Maple cured bacon is a delicious and flavorful variation of traditional bacon that is prepared by curing pork belly with a mixture of maple syrup, salt, sugar, and other seasonings. The curing process involves allowing the pork belly to absorb the flavors of the maple syrup and seasonings over a period of time, resulting in a sweet and savory profile. After the curing process, the bacon is typically smoked to further enhance its flavor.
Preparation and Ingredients: To make maple cured bacon, a mixture of maple syrup, kosher salt, brown sugar, and sometimes pink curing salt (Prague Powder #1) is applied to the pork belly. The pork belly is then placed in a sealed bag or container and refrigerated for several days to allow the flavors to penetrate the meat. The maple syrup provides a subtle sweetness, while the salt and sugar work together to cure the meat and preserve it.
Curing and Smoking: The curing process not only imparts flavor but also changes the texture of the meat, making it firmer. Once the curing is complete, the bacon is often smoked to further develop its taste and add a smoky aroma.
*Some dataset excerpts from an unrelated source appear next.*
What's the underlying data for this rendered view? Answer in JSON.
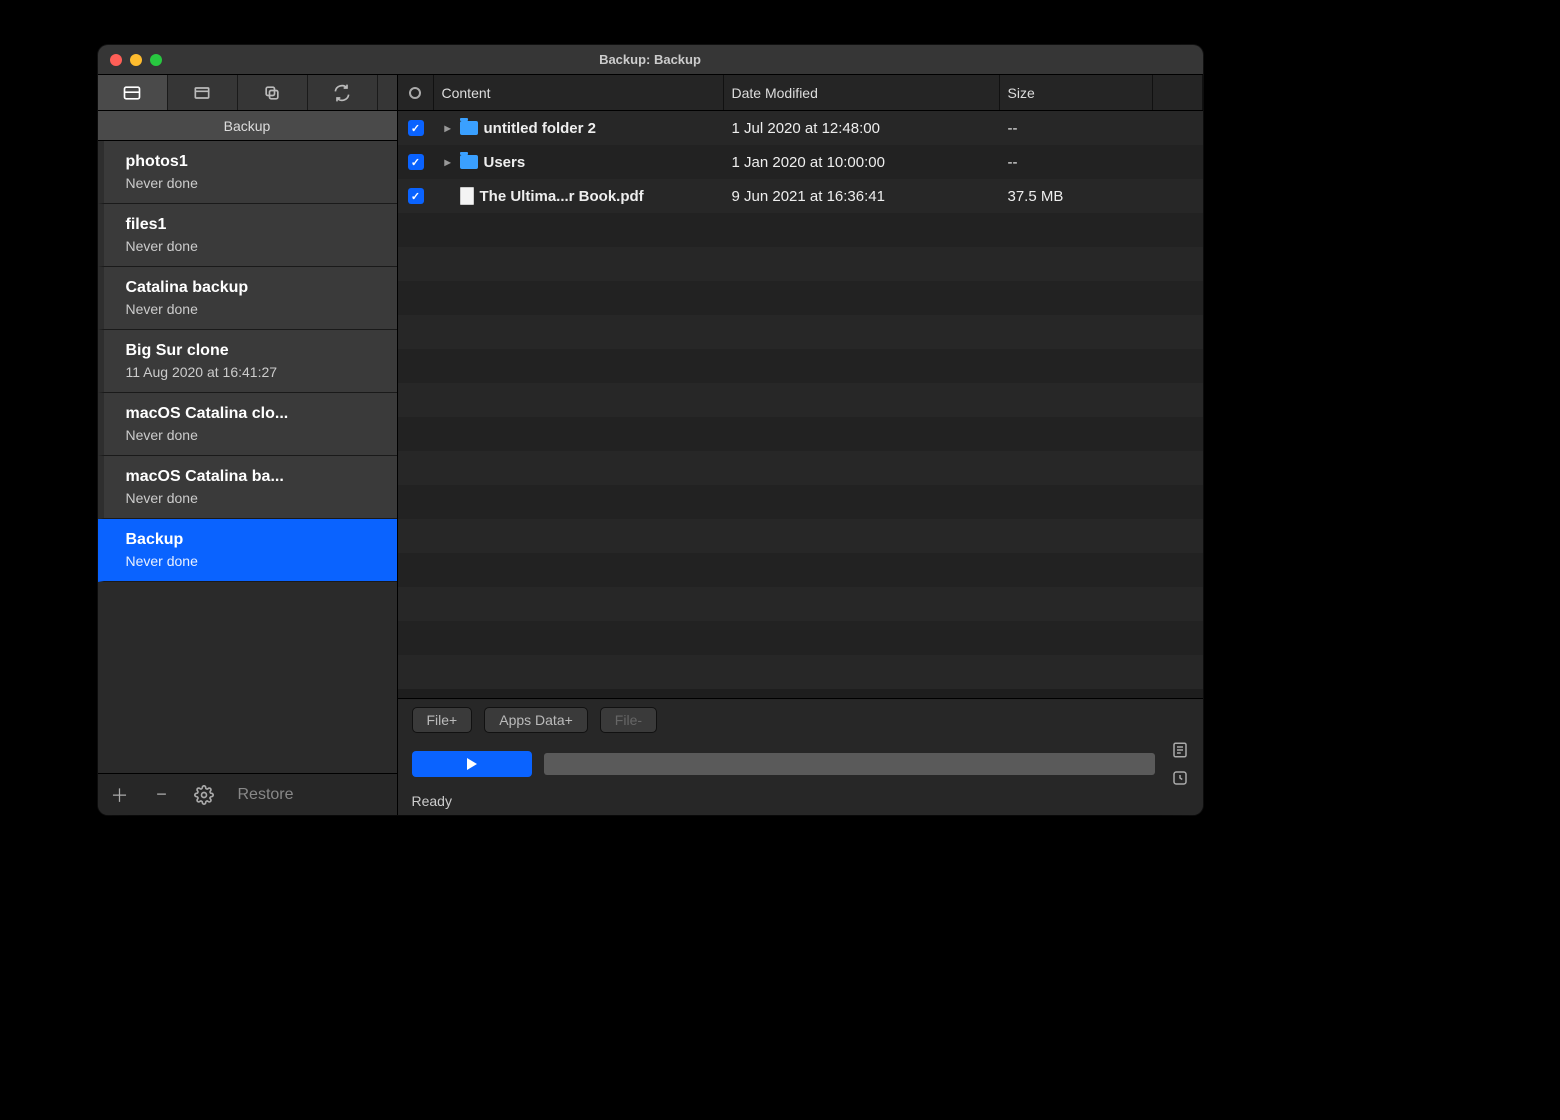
{
  "window": {
    "title": "Backup: Backup"
  },
  "sidebar": {
    "section_label": "Backup",
    "tasks": [
      {
        "name": "photos1",
        "status": "Never done"
      },
      {
        "name": "files1",
        "status": "Never done"
      },
      {
        "name": "Catalina backup",
        "status": "Never done"
      },
      {
        "name": "Big Sur clone",
        "status": "11 Aug 2020 at 16:41:27"
      },
      {
        "name": "macOS Catalina clo...",
        "status": "Never done"
      },
      {
        "name": "macOS Catalina ba...",
        "status": "Never done"
      },
      {
        "name": "Backup",
        "status": "Never done"
      }
    ],
    "restore_label": "Restore"
  },
  "columns": {
    "content": "Content",
    "date": "Date Modified",
    "size": "Size"
  },
  "files": [
    {
      "checked": true,
      "expandable": true,
      "kind": "folder",
      "name": "untitled folder 2",
      "date": "1 Jul 2020 at 12:48:00",
      "size": "--"
    },
    {
      "checked": true,
      "expandable": true,
      "kind": "folder",
      "name": "Users",
      "date": "1 Jan 2020 at 10:00:00",
      "size": "--"
    },
    {
      "checked": true,
      "expandable": false,
      "kind": "file",
      "name": "The Ultima...r Book.pdf",
      "date": "9 Jun 2021 at 16:36:41",
      "size": "37.5 MB"
    }
  ],
  "bottom": {
    "file_add": "File+",
    "apps_data": "Apps Data+",
    "file_remove": "File-",
    "status": "Ready"
  }
}
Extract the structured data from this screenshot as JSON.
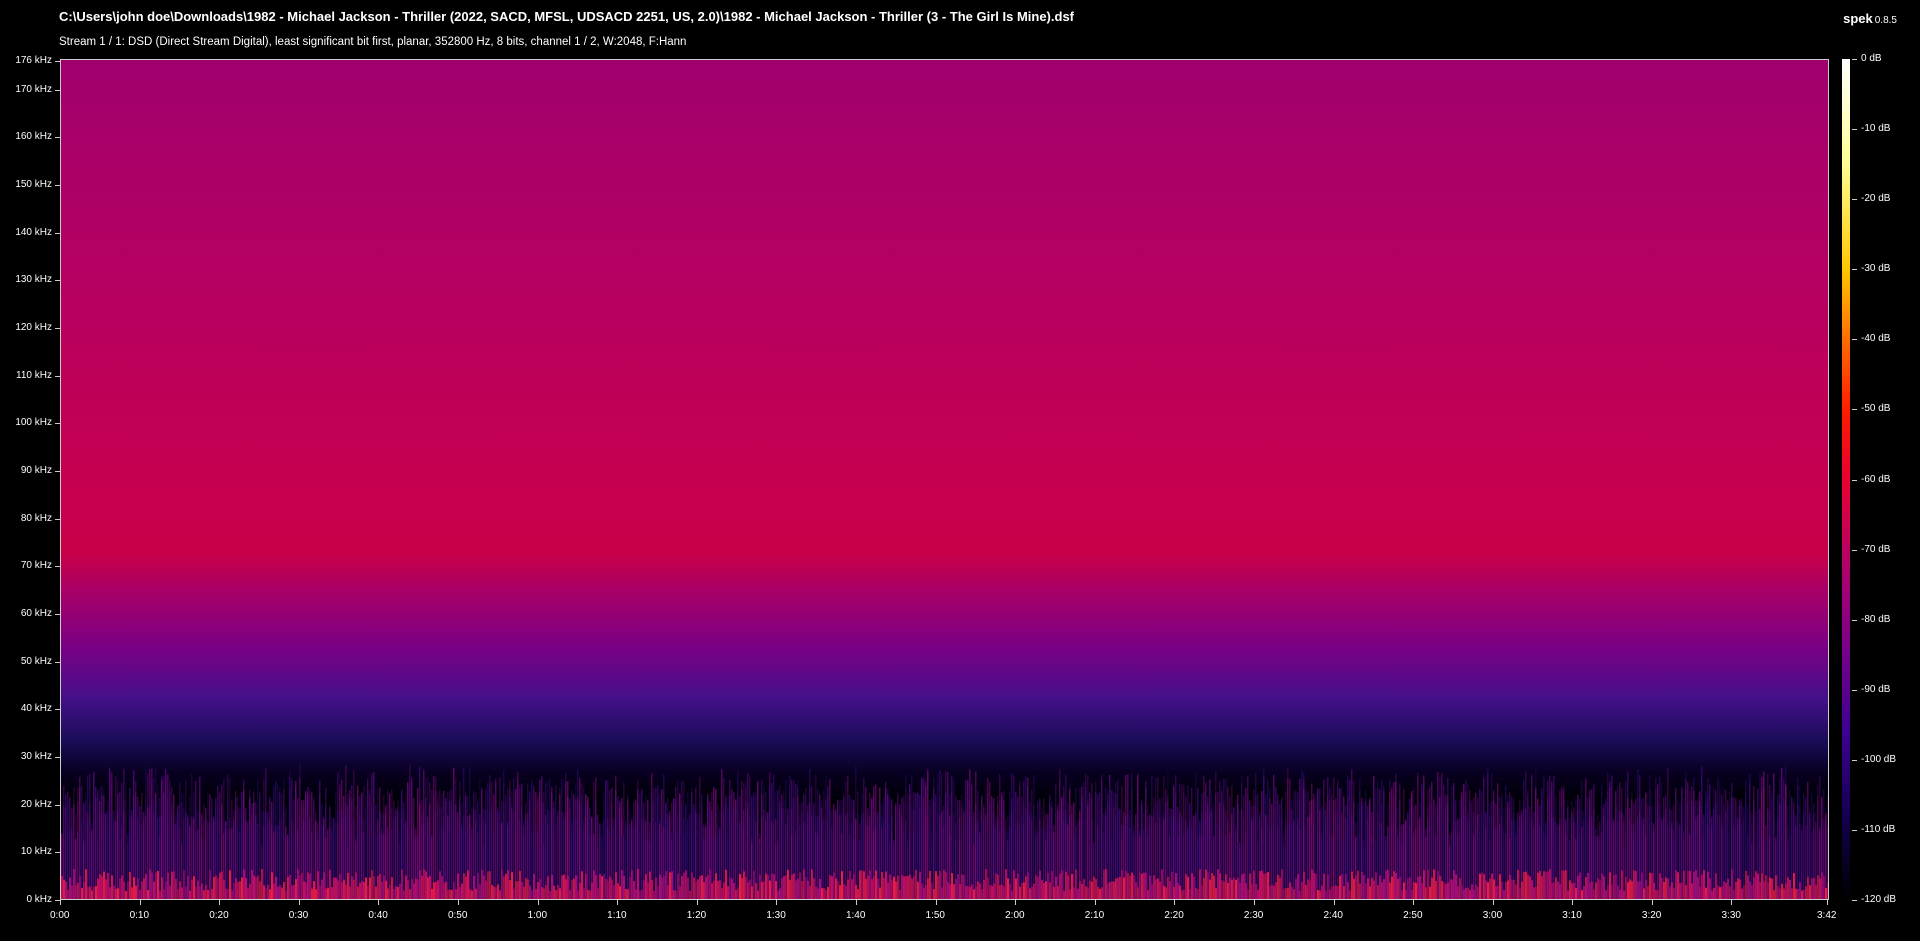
{
  "header": {
    "file_path": "C:\\Users\\john doe\\Downloads\\1982 - Michael Jackson - Thriller (2022, SACD, MFSL, UDSACD 2251, US, 2.0)\\1982 - Michael Jackson - Thriller (3 - The Girl Is Mine).dsf",
    "stream_info": "Stream 1 / 1: DSD (Direct Stream Digital), least significant bit first, planar, 352800 Hz, 8 bits, channel 1 / 2, W:2048, F:Hann",
    "app_name": "spek",
    "app_version": "0.8.5"
  },
  "frequency_axis": {
    "labels": [
      "176 kHz",
      "170 kHz",
      "160 kHz",
      "150 kHz",
      "140 kHz",
      "130 kHz",
      "120 kHz",
      "110 kHz",
      "100 kHz",
      "90 kHz",
      "80 kHz",
      "70 kHz",
      "60 kHz",
      "50 kHz",
      "40 kHz",
      "30 kHz",
      "20 kHz",
      "10 kHz",
      "0 kHz"
    ],
    "values_khz": [
      176,
      170,
      160,
      150,
      140,
      130,
      120,
      110,
      100,
      90,
      80,
      70,
      60,
      50,
      40,
      30,
      20,
      10,
      0
    ],
    "max_khz": 176.4
  },
  "time_axis": {
    "labels": [
      "0:00",
      "0:10",
      "0:20",
      "0:30",
      "0:40",
      "0:50",
      "1:00",
      "1:10",
      "1:20",
      "1:30",
      "1:40",
      "1:50",
      "2:00",
      "2:10",
      "2:20",
      "2:30",
      "2:40",
      "2:50",
      "3:00",
      "3:10",
      "3:20",
      "3:30",
      "3:42"
    ],
    "values_s": [
      0,
      10,
      20,
      30,
      40,
      50,
      60,
      70,
      80,
      90,
      100,
      110,
      120,
      130,
      140,
      150,
      160,
      170,
      180,
      190,
      200,
      210,
      222
    ],
    "duration_s": 222
  },
  "db_scale": {
    "labels": [
      "0 dB",
      "-10 dB",
      "-20 dB",
      "-30 dB",
      "-40 dB",
      "-50 dB",
      "-60 dB",
      "-70 dB",
      "-80 dB",
      "-90 dB",
      "-100 dB",
      "-110 dB",
      "-120 dB"
    ],
    "values_db": [
      0,
      -10,
      -20,
      -30,
      -40,
      -50,
      -60,
      -70,
      -80,
      -90,
      -100,
      -110,
      -120
    ],
    "min_db": -120
  },
  "colors": {
    "background": "#000000",
    "text": "#ffffff",
    "plot_border": "#cccccc"
  }
}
The smoking process can vary in duration and temperature depending on personal preferences and the equipment used. The result is a distinct and delectable bacon with a perfect balance of sweet, salty, and smoky flavors.
Usage: Maple cured bacon can be used in a variety of dishes, from breakfast classics like pancakes and eggs to sandwiches, and salads, and even as a topping for burgers. Its unique flavor profile adds an extra dimension to both sweet and savory dishes, making it a versatile ingredient in the kitchen.